C’est une décision qui n’a pas été facile à prendre. Et encore, aujourd’hui, elle n’est pas complètement assumée par tous ses membres. Pour mieux vous expliquer pourquoi Silence a ouvert cette page Facebook, un petit retour en arrière s’impose...
Silence existe depuis plus de 30 ans. L’association a été témoin de la rapide évolution des techniques et des moyens de communication : arrivée des micro-ordinateurs, de la PAO (publication assistée par ordinateur), de l’internet... à chaque fois, il a fallu se poser des questions et débattre pour évaluer l’intérêt de telle ou telle nouvelle technologie et pour voir dans quelle mesure Silence pouvait s’en passer.
Comment pouvez-vous justifier votre présence sur les réseaux sociaux ?
Silence aurait bien aimé se passer de créer cette page et d’utiliser cet outil de communication.
L’énergie nécessaire à la mise en œuvre d’internet, le pillage et la raréfaction des matériaux indispensables à son fonctionnement ne nous laissent pas indifférents, loin de là comme en témoigne le dossier que nous avons consacré à ce sujet : L’envers de la toile (n° 390, mai 2011). Nous avons même mené l’expérience de nous passer d’internet pour la réalisation du n° 407 (décembre 2012), dans lequel nous relatons cette aventure qui est restée... une aventure !
Les utilisateurs de Facebook, s’exposent à la capture de leurs données personnelles par les grands acteurs commerciaux du web, ce qui constitue l’antithèse de ce que nous défendons. Nous prônons tellement les échanges vrais, la simplicité, les alternatives économiques et écologiques.
Cependant, utiliser ce canal, tout en le critiquant, n’est-ce pas un bon moyen pour Silence de toucher des personnes qui ont besoin de percevoir des alternatives de vie et de développer leur regard critique ? N’est-il pas possible d’utiliser un instrument qui, à priori, sert l’individualisme et la relation virtuelle, pour diffuser un autre discours ?
Nous le comprenons bien. Etre sur Facebook, c’est toucher un public plus large, différent de celui qui fréquente les salons et les festivals écolos, mais pensez-vous vraiment augmenter votre lectorat en étant présent sur les réseaux sociaux ?

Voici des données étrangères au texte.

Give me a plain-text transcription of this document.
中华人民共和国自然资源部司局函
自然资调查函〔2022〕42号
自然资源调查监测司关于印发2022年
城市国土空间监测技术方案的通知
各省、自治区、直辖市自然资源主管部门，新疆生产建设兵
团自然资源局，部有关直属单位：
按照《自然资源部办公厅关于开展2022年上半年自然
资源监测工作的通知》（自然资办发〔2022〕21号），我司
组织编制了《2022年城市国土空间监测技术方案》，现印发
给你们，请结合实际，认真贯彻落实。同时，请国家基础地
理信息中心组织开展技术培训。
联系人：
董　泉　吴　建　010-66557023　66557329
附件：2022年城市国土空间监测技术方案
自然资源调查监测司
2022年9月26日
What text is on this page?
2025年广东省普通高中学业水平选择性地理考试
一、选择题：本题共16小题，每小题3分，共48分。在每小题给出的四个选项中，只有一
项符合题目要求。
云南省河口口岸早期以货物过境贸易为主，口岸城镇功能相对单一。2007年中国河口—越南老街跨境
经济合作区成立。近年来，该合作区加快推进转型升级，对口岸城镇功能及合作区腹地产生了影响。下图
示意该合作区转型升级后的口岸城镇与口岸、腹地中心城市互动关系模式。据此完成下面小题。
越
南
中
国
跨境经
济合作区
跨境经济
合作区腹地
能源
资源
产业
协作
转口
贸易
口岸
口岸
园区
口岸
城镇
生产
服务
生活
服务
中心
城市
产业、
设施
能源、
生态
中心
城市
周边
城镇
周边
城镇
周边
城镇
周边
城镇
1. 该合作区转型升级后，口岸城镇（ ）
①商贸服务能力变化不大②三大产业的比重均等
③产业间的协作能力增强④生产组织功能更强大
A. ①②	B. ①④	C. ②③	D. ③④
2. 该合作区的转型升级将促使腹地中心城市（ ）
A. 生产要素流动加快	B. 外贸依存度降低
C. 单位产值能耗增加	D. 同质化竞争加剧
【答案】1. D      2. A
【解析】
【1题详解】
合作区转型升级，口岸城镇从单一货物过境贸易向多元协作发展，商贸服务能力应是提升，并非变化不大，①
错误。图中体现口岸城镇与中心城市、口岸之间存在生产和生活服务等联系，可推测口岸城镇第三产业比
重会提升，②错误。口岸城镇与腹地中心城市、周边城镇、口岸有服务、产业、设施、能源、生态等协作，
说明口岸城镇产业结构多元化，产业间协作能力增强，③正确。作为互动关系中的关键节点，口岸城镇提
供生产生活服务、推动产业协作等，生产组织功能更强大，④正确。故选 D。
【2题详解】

Aujourd’hui, Silence est sur Facebook, car Silence est une revue qui a besoin de vivre. Nous devons faire face à la perte de vitesse de la presse en général et de la presse alternative en particulier. Nous avons toujours choisi de ne pas être distribué en kiosque pour éviter le gaspillage. Savez-vous qu’en moyenne un journal sur trois disponible en kiosque est jeté ? Pour autant, Silence a besoin d’être visible.
Le bouche-à-oreille de nos lecteurs-trices, sympathisant-es et de nos partenaires compte beaucoup pour nous faire connaître. De nombreux stands — plus d’une centaine par an — sont tenus par des bénévoles et la revue est disponible en dépôt dans deux cent lieux (magasins bio, librairies indépendantes, associations…). Nous avons besoin de nous faire connaître d’un plus large public non engagé dans cette voie et peu informé. Pour diffuser les idées et les pratiques, nous ne pouvons pas rester absents des réseaux fréquentés par la plupart des jeunes, car nous ne disposons pas d’autres moyens de les toucher.
De nombreux collègues de la presse utilisent déjà les « réseaux sociaux » comme vitrine sur le web. Selon nos statistiques de 2012, 80 % des personnes qui arrivent sur notre site internet viennent par Facebook, alors même que nous n’y étions pas ? Aujourd’hui, nous choisissons de tenter cette expérience, comme nous avons commencé, en 1986, à utiliser les ordinateurs pour réaliser la revue, en 2006, de nous connecter sur internet, de créer un site et, en 2010, de proposer le paiement en ligne.
Aujourd’hui, Silence assume son ambiguïté en ayant conscience de ses contradictions. Nous veillerons à une utilisation prudente et critique de ce moyen.